Kadar cairan dalam paru-paru dan jantungnya juga akan diawasi dengan ketat, demikian juga dengan kemungkinan anemia.


KAMUS :

1. Amniosentesis: pengambilan cairan disekitar janin dalam rahim untuk memeriksa keadaan janin.

2. Antibodi: molekul protein berbentuk Y yang dibentuk tulang sum-sum dan dibawa oleh darah yang merupakan pertahanan tubuh yang utama. Yang dapat mengenali dan bahkan menghancurkan zat asing seperti bakteri dan virus.
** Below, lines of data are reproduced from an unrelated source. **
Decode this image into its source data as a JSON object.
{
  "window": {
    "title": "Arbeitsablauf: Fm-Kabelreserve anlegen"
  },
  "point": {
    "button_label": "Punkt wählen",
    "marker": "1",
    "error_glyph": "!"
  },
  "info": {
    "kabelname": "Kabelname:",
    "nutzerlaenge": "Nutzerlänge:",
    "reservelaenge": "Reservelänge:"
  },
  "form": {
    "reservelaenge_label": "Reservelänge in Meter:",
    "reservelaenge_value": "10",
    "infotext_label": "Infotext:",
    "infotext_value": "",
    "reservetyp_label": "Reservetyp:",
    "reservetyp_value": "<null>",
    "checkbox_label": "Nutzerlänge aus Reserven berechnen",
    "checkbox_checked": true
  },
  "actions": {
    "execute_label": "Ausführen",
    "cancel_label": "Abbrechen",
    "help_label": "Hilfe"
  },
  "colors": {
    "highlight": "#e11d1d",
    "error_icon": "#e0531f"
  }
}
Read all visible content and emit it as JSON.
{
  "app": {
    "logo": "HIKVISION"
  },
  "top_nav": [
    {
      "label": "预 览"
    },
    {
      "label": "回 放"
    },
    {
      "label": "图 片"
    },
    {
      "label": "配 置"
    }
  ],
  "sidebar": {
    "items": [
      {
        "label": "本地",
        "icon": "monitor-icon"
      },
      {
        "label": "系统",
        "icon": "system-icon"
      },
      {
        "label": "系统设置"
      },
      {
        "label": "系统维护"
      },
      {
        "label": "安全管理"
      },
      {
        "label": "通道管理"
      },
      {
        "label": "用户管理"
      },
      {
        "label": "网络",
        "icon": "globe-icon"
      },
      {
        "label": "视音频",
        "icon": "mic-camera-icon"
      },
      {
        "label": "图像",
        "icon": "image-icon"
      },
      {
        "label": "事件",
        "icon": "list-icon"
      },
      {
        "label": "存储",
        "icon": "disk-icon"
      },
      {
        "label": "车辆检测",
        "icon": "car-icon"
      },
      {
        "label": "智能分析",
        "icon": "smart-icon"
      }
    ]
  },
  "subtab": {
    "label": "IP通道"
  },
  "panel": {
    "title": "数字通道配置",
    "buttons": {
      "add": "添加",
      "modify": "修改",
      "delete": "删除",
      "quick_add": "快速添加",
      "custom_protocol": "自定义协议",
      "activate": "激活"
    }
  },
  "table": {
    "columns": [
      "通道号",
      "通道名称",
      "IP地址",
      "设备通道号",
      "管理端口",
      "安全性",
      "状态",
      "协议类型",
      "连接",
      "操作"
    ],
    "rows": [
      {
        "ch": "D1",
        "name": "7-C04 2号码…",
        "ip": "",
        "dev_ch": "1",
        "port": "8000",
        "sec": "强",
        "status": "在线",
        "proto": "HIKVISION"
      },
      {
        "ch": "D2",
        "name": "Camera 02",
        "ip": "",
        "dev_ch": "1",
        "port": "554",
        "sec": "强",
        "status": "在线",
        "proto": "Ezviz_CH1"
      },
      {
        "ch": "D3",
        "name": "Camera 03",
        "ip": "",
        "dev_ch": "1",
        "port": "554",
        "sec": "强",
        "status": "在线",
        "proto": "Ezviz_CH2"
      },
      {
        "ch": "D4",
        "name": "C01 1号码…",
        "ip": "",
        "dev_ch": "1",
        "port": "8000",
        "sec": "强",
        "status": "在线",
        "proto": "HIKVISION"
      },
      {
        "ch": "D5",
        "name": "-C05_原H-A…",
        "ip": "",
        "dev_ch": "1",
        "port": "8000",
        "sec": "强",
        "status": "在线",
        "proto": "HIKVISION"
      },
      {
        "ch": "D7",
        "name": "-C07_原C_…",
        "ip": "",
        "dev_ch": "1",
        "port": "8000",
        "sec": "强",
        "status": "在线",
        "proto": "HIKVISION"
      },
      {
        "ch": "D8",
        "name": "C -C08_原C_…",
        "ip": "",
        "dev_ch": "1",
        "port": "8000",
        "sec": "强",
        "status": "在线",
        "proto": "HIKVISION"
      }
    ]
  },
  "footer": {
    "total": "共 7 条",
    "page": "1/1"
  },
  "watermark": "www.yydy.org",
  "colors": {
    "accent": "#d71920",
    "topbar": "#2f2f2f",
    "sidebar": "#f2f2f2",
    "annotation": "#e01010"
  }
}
3. Antigen : substansi protein yang menstimulasi produksi antibodi.

4. Athetoid celebral palsy : kerusakan sistem syaraf yang muncul sebelum usia 3 tahun karena kerusakan otak dalam jangka waktu yang lama.

5. Bilirubin: Sisa sel darah merah yang rusak.

6. Erythroblast: pelepasan sel darah merah yang belum matang ke dalam sirkulasi darah karena ketidak mampuan tulang sum-sum memproduksi pengganti sel-sel darah merah yang rusak, karena kerusakan sel darah merah dalam jumlah besar dalam sirkulasi darah karena sebab tertentu.

7. Erytroblastosis foetalis: erytroblastosis yang terjadi pada janin (bayi yang belum dilahirkan) yang umumnya terjadi karena serangan antibodi dari tubuh sang ibu yang memasuki sirkulasi darah janin karena ketidak cocokan rhesus.

8. Hemolisis: Kerusakan sel darah merah.

9. Hiperbilirubinemia: Kelebihan bilirubin dalam darah bayi.

10. Hydrop fetalis: bayi yang baru lahir dengan keadaan hati yang bengkak, anemia dan paru-paru penuh cairan.

11. Jaundice: Bayi kuning

12. Kernicterus: kerusakan otak yang bisa mengakibatkan athetoid celebral palsy, kehilangan pendengaran dan masalah pada gigi.

13. Phototerapi: Pencahayaan khusus untuk mengurai bilirubin menjadi cairan yang dapat dikeluarkan oleh tubuh.

14. Reticulocytes: Jumlah sel darah merah yang belum matang terlalu banyak ditemui dalam sirkulasi darah.

15. Terminasi: Pengakhiran kehamilan karena berbagai pertimbangan medis, karena bayi yang tidak mungkin selamat atau kehamilan yang membahayakan ibunya.